Party chairman Amir Peretz, who spoke after Barak, swept up most of the audience at Tel Aviv University's Smolarsh Hall with his words of reconciliation aimed at his former adversary in the party, Barak, who took over the defense portfolio from Peretz following the Second Lebanon War. "The past between us is not glorious. I may have made mistakes, you may have made mistakes. But now we are in the same hall, in the same party, and this must be over and done with. We have no more leeway for mistakes." Peretz pledged his cooperation and after his remarks the two men embraced on the platform.

The convention opened yesterday with a ceremony commemorating prime minister Yitzhak Rabin, but the most significant part of the evening came later, after the speeches, when members voted on the party's Knesset list.

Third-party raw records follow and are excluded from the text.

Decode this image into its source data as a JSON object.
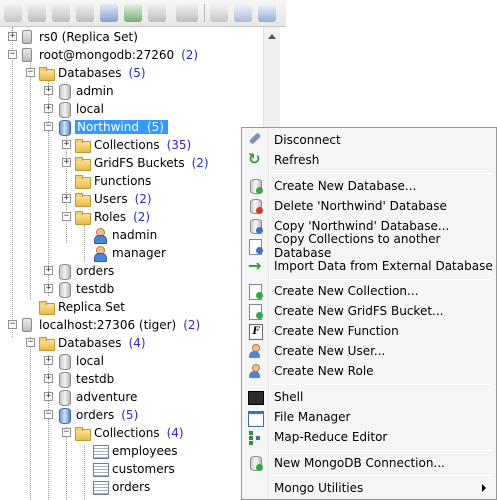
{
  "toolbar": {
    "buttons": [
      "new-connection-icon",
      "disconnect-icon",
      "copy-icon",
      "export-icon",
      "connect-icon",
      "refresh-icon",
      "shell-icon",
      "new-database-icon",
      "new-collection-icon",
      "import-icon"
    ]
  },
  "tree": {
    "replica_set": {
      "label": "rs0 (Replica Set)"
    },
    "conn1": {
      "label": "root@mongodb:27260",
      "count": "(2)"
    },
    "databases1": {
      "label": "Databases",
      "count": "(5)"
    },
    "admin": {
      "label": "admin"
    },
    "local1": {
      "label": "local"
    },
    "northwind": {
      "label": "Northwind",
      "count": "(5)"
    },
    "collections1": {
      "label": "Collections",
      "count": "(35)"
    },
    "gridfs": {
      "label": "GridFS Buckets",
      "count": "(2)"
    },
    "functions": {
      "label": "Functions"
    },
    "users": {
      "label": "Users",
      "count": "(2)"
    },
    "roles": {
      "label": "Roles",
      "count": "(2)"
    },
    "nadmin": {
      "label": "nadmin"
    },
    "manager": {
      "label": "manager"
    },
    "orders1": {
      "label": "orders"
    },
    "testdb1": {
      "label": "testdb"
    },
    "replica_folder": {
      "label": "Replica Set"
    },
    "conn2": {
      "label": "localhost:27306 (tiger)",
      "count": "(2)"
    },
    "databases2": {
      "label": "Databases",
      "count": "(4)"
    },
    "local2": {
      "label": "local"
    },
    "testdb2": {
      "label": "testdb"
    },
    "adventure": {
      "label": "adventure"
    },
    "orders2": {
      "label": "orders",
      "count": "(5)"
    },
    "collections2": {
      "label": "Collections",
      "count": "(4)"
    },
    "employees": {
      "label": "employees"
    },
    "customers": {
      "label": "customers"
    },
    "orders3": {
      "label": "orders"
    }
  },
  "menu": {
    "disconnect": "Disconnect",
    "refresh": "Refresh",
    "create_db": "Create New Database...",
    "delete_db": "Delete 'Northwind' Database",
    "copy_db": "Copy 'Northwind' Database...",
    "copy_collections": "Copy Collections to another Database",
    "import_data": "Import Data from External Database",
    "create_collection": "Create New Collection...",
    "create_gridfs": "Create New GridFS Bucket...",
    "create_function": "Create New Function",
    "create_user": "Create New User...",
    "create_role": "Create New Role",
    "shell": "Shell",
    "file_manager": "File Manager",
    "map_reduce": "Map-Reduce Editor",
    "new_connection": "New MongoDB Connection...",
    "utilities": "Mongo Utilities"
  }
}
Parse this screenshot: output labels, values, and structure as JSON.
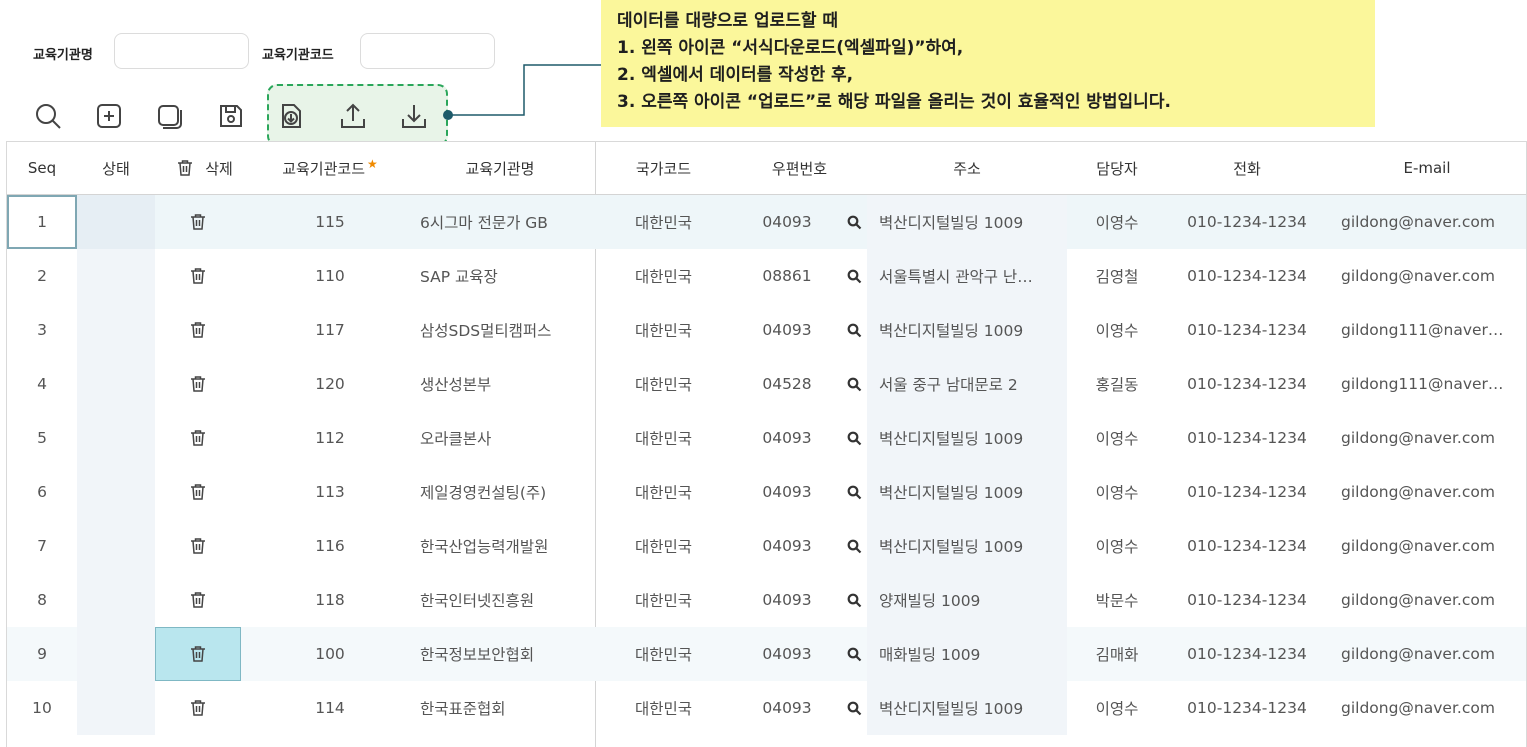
{
  "filters": {
    "name_label": "교육기관명",
    "name_value": "",
    "code_label": "교육기관코드",
    "code_value": ""
  },
  "toolbar": {
    "icons": [
      "search-icon",
      "add-icon",
      "copy-icon",
      "save-icon",
      "template-download-icon",
      "upload-icon",
      "download-icon"
    ]
  },
  "note": {
    "line1": "데이터를 대량으로 업로드할 때",
    "line2": "1.  왼쪽 아이콘 “서식다운로드(엑셀파일)”하여,",
    "line3": "2.  엑셀에서 데이터를 작성한 후,",
    "line4": "3.  오른쪽 아이콘 “업로드”로 해당 파일을 올리는 것이 효율적인 방법입니다."
  },
  "columns": {
    "seq": "Seq",
    "status": "상태",
    "delete": "삭제",
    "code": "교육기관코드",
    "name": "교육기관명",
    "country": "국가코드",
    "zip": "우편번호",
    "address": "주소",
    "manager": "담당자",
    "phone": "전화",
    "email": "E-mail"
  },
  "colors": {
    "accent_green": "#2aa65a",
    "note_bg": "#fbf79b",
    "selected_row": "#eef6f9",
    "selected_cell": "#b9e6ee",
    "required_star": "#f08a00"
  },
  "rows": [
    {
      "seq": "1",
      "code": "115",
      "name": "6시그마 전문가 GB",
      "country": "대한민국",
      "zip": "04093",
      "address": "벽산디지털빌딩 1009",
      "manager": "이영수",
      "phone": "010-1234-1234",
      "email": "gildong@naver.com"
    },
    {
      "seq": "2",
      "code": "110",
      "name": "SAP 교육장",
      "country": "대한민국",
      "zip": "08861",
      "address": "서울특별시 관악구 난…",
      "manager": "김영철",
      "phone": "010-1234-1234",
      "email": "gildong@naver.com"
    },
    {
      "seq": "3",
      "code": "117",
      "name": "삼성SDS멀티캠퍼스",
      "country": "대한민국",
      "zip": "04093",
      "address": "벽산디지털빌딩 1009",
      "manager": "이영수",
      "phone": "010-1234-1234",
      "email": "gildong111@naver…"
    },
    {
      "seq": "4",
      "code": "120",
      "name": "생산성본부",
      "country": "대한민국",
      "zip": "04528",
      "address": "서울 중구 남대문로 2",
      "manager": "홍길동",
      "phone": "010-1234-1234",
      "email": "gildong111@naver…"
    },
    {
      "seq": "5",
      "code": "112",
      "name": "오라클본사",
      "country": "대한민국",
      "zip": "04093",
      "address": "벽산디지털빌딩 1009",
      "manager": "이영수",
      "phone": "010-1234-1234",
      "email": "gildong@naver.com"
    },
    {
      "seq": "6",
      "code": "113",
      "name": "제일경영컨설팅(주)",
      "country": "대한민국",
      "zip": "04093",
      "address": "벽산디지털빌딩 1009",
      "manager": "이영수",
      "phone": "010-1234-1234",
      "email": "gildong@naver.com"
    },
    {
      "seq": "7",
      "code": "116",
      "name": "한국산업능력개발원",
      "country": "대한민국",
      "zip": "04093",
      "address": "벽산디지털빌딩 1009",
      "manager": "이영수",
      "phone": "010-1234-1234",
      "email": "gildong@naver.com"
    },
    {
      "seq": "8",
      "code": "118",
      "name": "한국인터넷진흥원",
      "country": "대한민국",
      "zip": "04093",
      "address": "양재빌딩 1009",
      "manager": "박문수",
      "phone": "010-1234-1234",
      "email": "gildong@naver.com"
    },
    {
      "seq": "9",
      "code": "100",
      "name": "한국정보보안협회",
      "country": "대한민국",
      "zip": "04093",
      "address": "매화빌딩 1009",
      "manager": "김매화",
      "phone": "010-1234-1234",
      "email": "gildong@naver.com"
    },
    {
      "seq": "10",
      "code": "114",
      "name": "한국표준협회",
      "country": "대한민국",
      "zip": "04093",
      "address": "벽산디지털빌딩 1009",
      "manager": "이영수",
      "phone": "010-1234-1234",
      "email": "gildong@naver.com"
    }
  ]
}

Labor's Knesset faction members decided Wednesday night to approve Barak's request that the list include a number of reserved slots: sixth place is to be held for Housing and Construction Minister Benjamin Ben-Eliezer, seventh place went to party secretary general Eitan Cabel, 12th to a representative of the moshavim and 13th for the kibbutzim. Places 5, 9, 14 and 19 are reserved for women.

Labor's young guard protested the reserved slots, circulating a petition, which many members signed, demanding a secret ballot on the list. However, the party tribunal rejected the demand and the vote remained open.